Timika, Penapapua.com

Anggota DPRK Mimika sekaligus Ketua Komisi 2 yang membidangi UMKM, Dolfin Beanal, menekankan komitmennya mendorong aspirasi masyarakat terkait beberapa isu krusial. Beanal menyoroti empat poin utama yang menjadi perhatian konstituennya, termasuk pengangguran dan pelestarian budaya.

“Sudah beberapa poin yang lalu masyarakat sampaikan, termasuk soal pengangguran. Dan beberapa poin yang sudah saya dorong, itu salah satunya terkait Patung di Bundaran Petrosea,” jelas Beanal.

Ia menjelaskan keberatan masyarakat terhadap patung tersebut.

“Kita ingin Mimika memliki Icon dengan Patung yang berada di Bundaran Petrosea menonjolkan dua suku Besar. Kita minta diganti dengan patung yang menggunakan pakaian adat Amungme yang sangat identik, begitu juga dengan suku besar Kamoro,” jelas Beanal, menekankan pentingnya representasi budaya asli yang akurat.

Selain isu patung, Beanal juga menyoroti perubahan nama geografis.
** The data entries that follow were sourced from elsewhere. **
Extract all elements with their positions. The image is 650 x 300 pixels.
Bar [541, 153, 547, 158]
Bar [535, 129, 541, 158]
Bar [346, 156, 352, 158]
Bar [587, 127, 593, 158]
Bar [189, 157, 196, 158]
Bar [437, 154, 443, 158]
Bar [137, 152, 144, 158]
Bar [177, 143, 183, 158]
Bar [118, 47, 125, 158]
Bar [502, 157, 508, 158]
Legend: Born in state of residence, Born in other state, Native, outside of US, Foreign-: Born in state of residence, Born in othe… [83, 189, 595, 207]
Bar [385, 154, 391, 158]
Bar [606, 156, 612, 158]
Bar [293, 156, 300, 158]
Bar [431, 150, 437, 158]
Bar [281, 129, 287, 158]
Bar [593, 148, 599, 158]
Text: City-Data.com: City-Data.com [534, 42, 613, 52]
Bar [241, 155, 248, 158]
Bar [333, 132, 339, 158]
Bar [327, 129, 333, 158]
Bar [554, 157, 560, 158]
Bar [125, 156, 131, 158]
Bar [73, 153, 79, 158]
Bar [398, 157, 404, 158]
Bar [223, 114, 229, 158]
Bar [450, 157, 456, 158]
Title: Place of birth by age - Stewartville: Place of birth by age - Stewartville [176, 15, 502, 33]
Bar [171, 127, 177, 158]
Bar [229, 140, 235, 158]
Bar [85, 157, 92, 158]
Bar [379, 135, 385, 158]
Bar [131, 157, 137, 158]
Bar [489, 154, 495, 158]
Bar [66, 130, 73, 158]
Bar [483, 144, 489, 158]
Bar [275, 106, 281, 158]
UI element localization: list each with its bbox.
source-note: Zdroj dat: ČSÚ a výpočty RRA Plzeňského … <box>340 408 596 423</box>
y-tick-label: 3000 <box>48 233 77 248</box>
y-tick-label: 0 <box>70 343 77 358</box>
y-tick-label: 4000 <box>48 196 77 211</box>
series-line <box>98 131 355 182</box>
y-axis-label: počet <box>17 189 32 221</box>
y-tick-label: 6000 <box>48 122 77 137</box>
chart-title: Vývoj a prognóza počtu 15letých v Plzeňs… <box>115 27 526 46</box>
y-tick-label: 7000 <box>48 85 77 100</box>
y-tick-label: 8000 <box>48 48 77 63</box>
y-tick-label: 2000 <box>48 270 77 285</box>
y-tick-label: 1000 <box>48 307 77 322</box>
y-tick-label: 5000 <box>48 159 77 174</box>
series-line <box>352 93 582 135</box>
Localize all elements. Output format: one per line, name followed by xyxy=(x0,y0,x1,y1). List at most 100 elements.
“Kita usul lagi nama-nama gunung, nama-nama tempat. Kita simpulkan, nama gunung salah satunya, Puncak Cartenz merupakan nama dari orang luar. Sedangkan kan itu biasa disebut Puncak Nemangkawi. Itu yang perlu kita kembalikan roh Aslinya,” ujarnya.
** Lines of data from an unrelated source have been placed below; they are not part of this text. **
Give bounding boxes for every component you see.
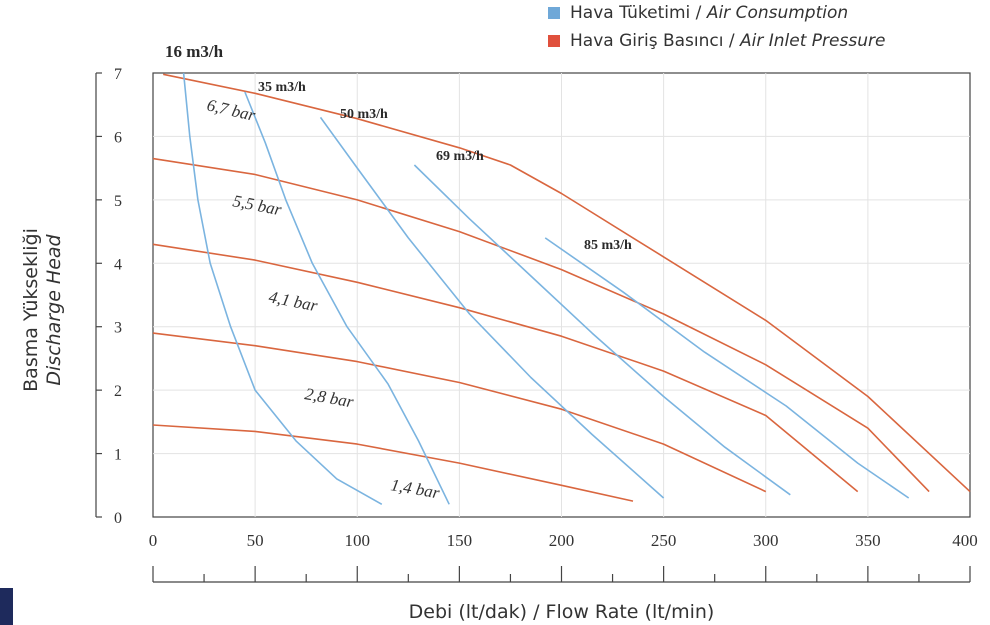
y-tick-label: 2 (114, 383, 122, 400)
y-tick-label: 6 (114, 129, 122, 146)
air-consumption-curve-853 (544, 237, 910, 499)
corner-accent-block (0, 588, 13, 625)
curve-label: 50 m3/h (340, 107, 388, 122)
legend-swatch-air-consumption (548, 7, 560, 19)
y-tick-label: 7 (114, 66, 122, 83)
y-axis-title-en: Discharge Head (43, 233, 65, 385)
x-tick-label: 350 (855, 531, 881, 550)
x-tick-label: 400 (952, 531, 978, 550)
air-consumption-curve-353 (244, 91, 450, 505)
curve-label: 6,7 bar (205, 95, 258, 125)
legend-label-en: Air Inlet Pressure (739, 31, 885, 51)
curve-label: 16 m3/h (165, 42, 224, 61)
curve-label: 4,1 bar (267, 287, 319, 315)
legend-swatch-air-inlet-pressure (548, 35, 560, 47)
legend-label-en: Air Consumption (706, 3, 848, 23)
x-tick-label: 250 (651, 531, 677, 550)
curve-label: 1,4 bar (389, 475, 441, 502)
legend-label-tr: Hava Tüketimi / (570, 3, 707, 23)
curve-label: 2,8 bar (303, 384, 355, 411)
legend-label-tr: Hava Giriş Basıncı / (570, 31, 740, 51)
y-tick-label: 4 (114, 256, 122, 273)
air-consumption-curve-693 (413, 164, 791, 496)
y-tick-label: 0 (114, 510, 122, 527)
x-tick-label: 200 (549, 531, 575, 550)
x-tick-label: 50 (247, 531, 264, 550)
legend-label-air-inlet-pressure: Hava Giriş Basıncı / Air Inlet Pressure (570, 31, 885, 51)
y-tick-label: 1 (114, 447, 122, 464)
y-tick-label: 5 (114, 193, 122, 210)
pressure-curve-41 (152, 243, 859, 493)
curve-label: 85 m3/h (584, 238, 632, 253)
pressure-curve-67 (163, 73, 971, 493)
legend-label-air-consumption: Hava Tüketimi / Air Consumption (570, 3, 848, 23)
x-tick-label: 300 (753, 531, 779, 550)
pressure-curve-28 (152, 332, 767, 493)
pressure-curve-55 (152, 157, 930, 493)
pressure-curve-14 (152, 424, 634, 502)
y-tick-label: 3 (114, 320, 122, 337)
x-tick-label: 100 (345, 531, 371, 550)
air-consumption-curve-163 (182, 72, 383, 505)
curve-label: 35 m3/h (258, 80, 306, 95)
x-axis-title: Debi (lt/dak) / Flow Rate (lt/min) (409, 601, 715, 623)
curve-label: 69 m3/h (436, 149, 484, 164)
x-tick-label: 0 (149, 531, 158, 550)
curve-label: 5,5 bar (231, 191, 283, 219)
air-consumption-curve-503 (319, 116, 665, 499)
y-axis-title-tr: Basma Yüksekliği (20, 228, 42, 392)
x-tick-label: 150 (447, 531, 473, 550)
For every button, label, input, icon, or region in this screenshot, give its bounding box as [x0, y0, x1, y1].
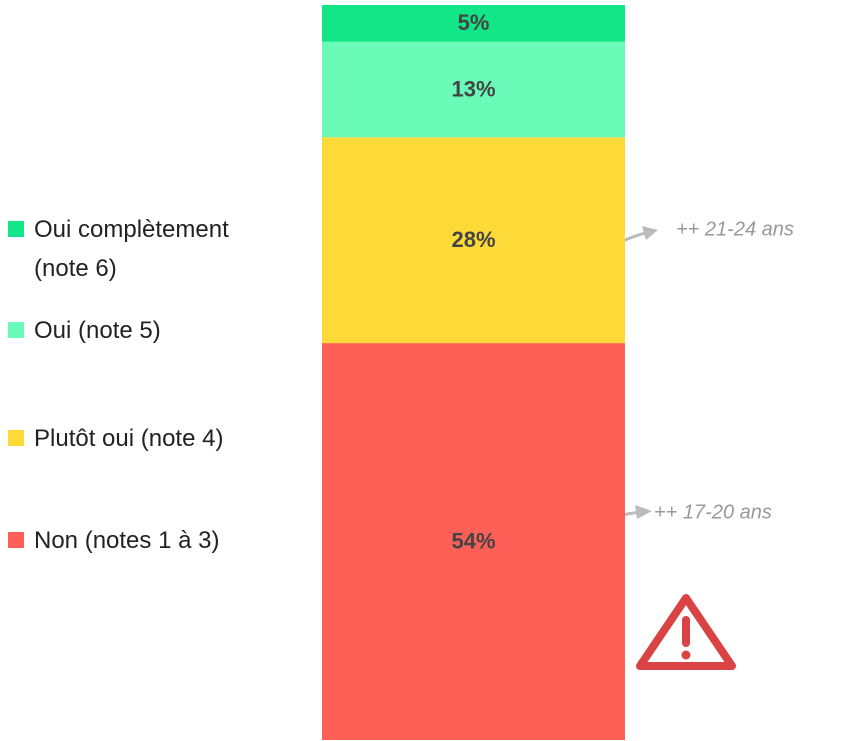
- legend-swatch: [8, 430, 24, 446]
- annotation: ++ 21-24 ans: [676, 218, 794, 240]
- legend-label: Oui complètement (note 6): [34, 216, 229, 282]
- annotation-arrow-head: [642, 226, 658, 240]
- warning-icon: [633, 591, 739, 673]
- legend-item: Oui (note 5): [8, 311, 268, 350]
- legend-swatch: [8, 532, 24, 548]
- bar-segment: [322, 343, 625, 740]
- data-label: 5%: [458, 10, 490, 35]
- legend-label: Plutôt oui (note 4): [34, 425, 224, 452]
- legend-swatch: [8, 221, 24, 237]
- legend-label: Oui (note 5): [34, 317, 161, 344]
- legend-item: Non (notes 1 à 3): [8, 521, 268, 560]
- legend-item: Oui complètement (note 6): [8, 210, 268, 288]
- bar-segment: [322, 5, 625, 42]
- bar-segment: [322, 137, 625, 344]
- annotation: ++ 17-20 ans: [654, 501, 772, 523]
- data-label: 54%: [451, 528, 495, 553]
- data-label: 13%: [451, 76, 495, 101]
- bar-segment: [322, 41, 625, 138]
- legend-label: Non (notes 1 à 3): [34, 527, 220, 554]
- legend-swatch: [8, 322, 24, 338]
- legend-item: Plutôt oui (note 4): [8, 419, 268, 458]
- data-label: 28%: [451, 227, 495, 252]
- annotation-arrow-head: [635, 505, 652, 519]
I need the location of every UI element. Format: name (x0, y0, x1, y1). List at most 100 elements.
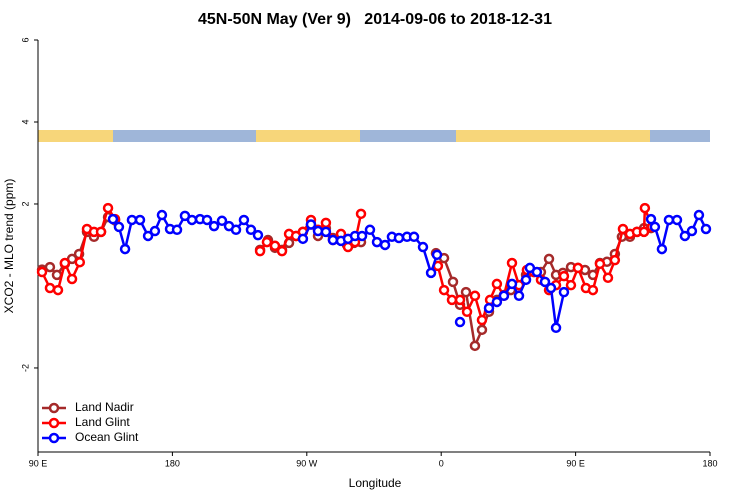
point (245, 224, 257, 236)
point (425, 267, 437, 279)
land-band (456, 130, 650, 142)
point (645, 213, 657, 225)
x-axis-title: Longitude (349, 476, 402, 490)
y-tick-label: 4 (20, 119, 30, 124)
point (44, 282, 56, 294)
point (506, 278, 518, 290)
y-tick-label: -2 (20, 364, 30, 372)
y-tick-label: 2 (20, 201, 30, 206)
point (506, 257, 518, 269)
x-tick-label: 180 (702, 458, 717, 468)
point (149, 225, 161, 237)
point (95, 226, 107, 238)
point (59, 257, 71, 269)
point (639, 202, 651, 214)
point (269, 240, 281, 252)
x-tick-label: 90 E (29, 458, 48, 468)
point (446, 294, 458, 306)
point (671, 214, 683, 226)
point (550, 322, 562, 334)
point (545, 282, 557, 294)
point (491, 278, 503, 290)
point (320, 226, 332, 238)
point (305, 219, 317, 230)
point (454, 316, 466, 328)
point (74, 256, 86, 268)
point (261, 236, 273, 248)
point (126, 214, 138, 226)
legend-marker (48, 432, 60, 444)
point (483, 302, 495, 314)
point (460, 286, 472, 298)
point (638, 226, 650, 238)
point (491, 296, 503, 308)
legend-label: Land Glint (75, 415, 130, 429)
point (113, 221, 125, 233)
point (297, 233, 309, 245)
point (156, 209, 168, 221)
point (431, 249, 443, 261)
point (186, 214, 198, 226)
point (142, 230, 154, 242)
point (134, 214, 146, 226)
point (587, 284, 599, 296)
point (558, 270, 570, 282)
x-tick-label: 90 E (566, 458, 585, 468)
point (679, 230, 691, 242)
point (252, 229, 264, 241)
point (602, 272, 614, 284)
point (438, 284, 450, 296)
point (461, 306, 473, 318)
point (417, 241, 429, 253)
land-ocean-strip (38, 130, 710, 142)
point (469, 290, 481, 302)
point (216, 215, 228, 227)
point (119, 243, 131, 255)
point (565, 279, 577, 291)
point (572, 262, 584, 274)
legend-marker (48, 417, 60, 429)
point (364, 224, 376, 236)
point (107, 213, 119, 225)
point (476, 324, 488, 336)
x-tick-label: 90 W (296, 458, 318, 468)
point (594, 258, 606, 270)
land-band (38, 130, 113, 142)
y-axis-title: XCO2 - MLO trend (ppm) (2, 179, 16, 314)
y-tick-label: 6 (20, 37, 30, 42)
point (379, 239, 391, 251)
point (609, 254, 621, 266)
land-band (256, 130, 360, 142)
point (520, 274, 532, 286)
point (476, 314, 488, 326)
series-line (112, 212, 708, 329)
chart-title: 45N-50N May (Ver 9) 2014-09-06 to 2018-1… (198, 11, 552, 28)
point (686, 225, 698, 237)
point (44, 261, 56, 273)
x-tick-label: 0 (439, 458, 444, 468)
point (498, 290, 510, 302)
point (469, 340, 481, 352)
point (102, 202, 114, 214)
point (539, 276, 551, 288)
point (513, 290, 525, 302)
point (393, 232, 405, 244)
point (656, 243, 668, 255)
point (649, 221, 661, 233)
point (52, 284, 64, 296)
legend-marker (48, 402, 60, 414)
point (66, 273, 78, 285)
point (617, 223, 629, 235)
point (693, 209, 705, 221)
point (408, 231, 420, 243)
legend-label: Land Nadir (75, 400, 134, 414)
legend-label: Ocean Glint (75, 430, 139, 444)
point (208, 220, 220, 232)
point (531, 266, 543, 278)
point (447, 276, 459, 288)
point (558, 286, 570, 298)
x-tick-label: 180 (165, 458, 180, 468)
point (238, 214, 250, 226)
point (327, 234, 339, 246)
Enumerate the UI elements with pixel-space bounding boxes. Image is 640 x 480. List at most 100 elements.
Di bidang ekonomi lokal dan UMKM, Beanal mendorong pemberdayaan petani Mimika dan mama Papua.

” kita minta untuk berhenti impor komoditas dari luar harus dipending, karena di Mimika ini punya banyak petani lokal yang bisa menanam seperti pisang, sayur mayur, dan lain-lain yang tidak perlu dibawa dari luar,” ucapnya

Ia mengkritik praktik impor yang merugikan petani lokal.

“Kita lihat ada beberapa oknum yang mengirimkan pisang dari luar, itu seharusnya tidak boleh dibawa lagi. Sehingga kita minta pemerintah daerah (pemda) untuk vendor lokal yang juga harus anak ptibumi, yang bisa mengakomodir para UMKM ini untuk mengambil langkah menggunakan komoditas yang ada di Kabupaten Mimika, khususnya untuk UMKM yang menjual komoditi seperti pisang atau sayur-sayuran,”ungkapnya

Terkait kehidupan sosial dan penghormatan terhadap nilai masyarakat, Beanal menyampaikan usulan konkret.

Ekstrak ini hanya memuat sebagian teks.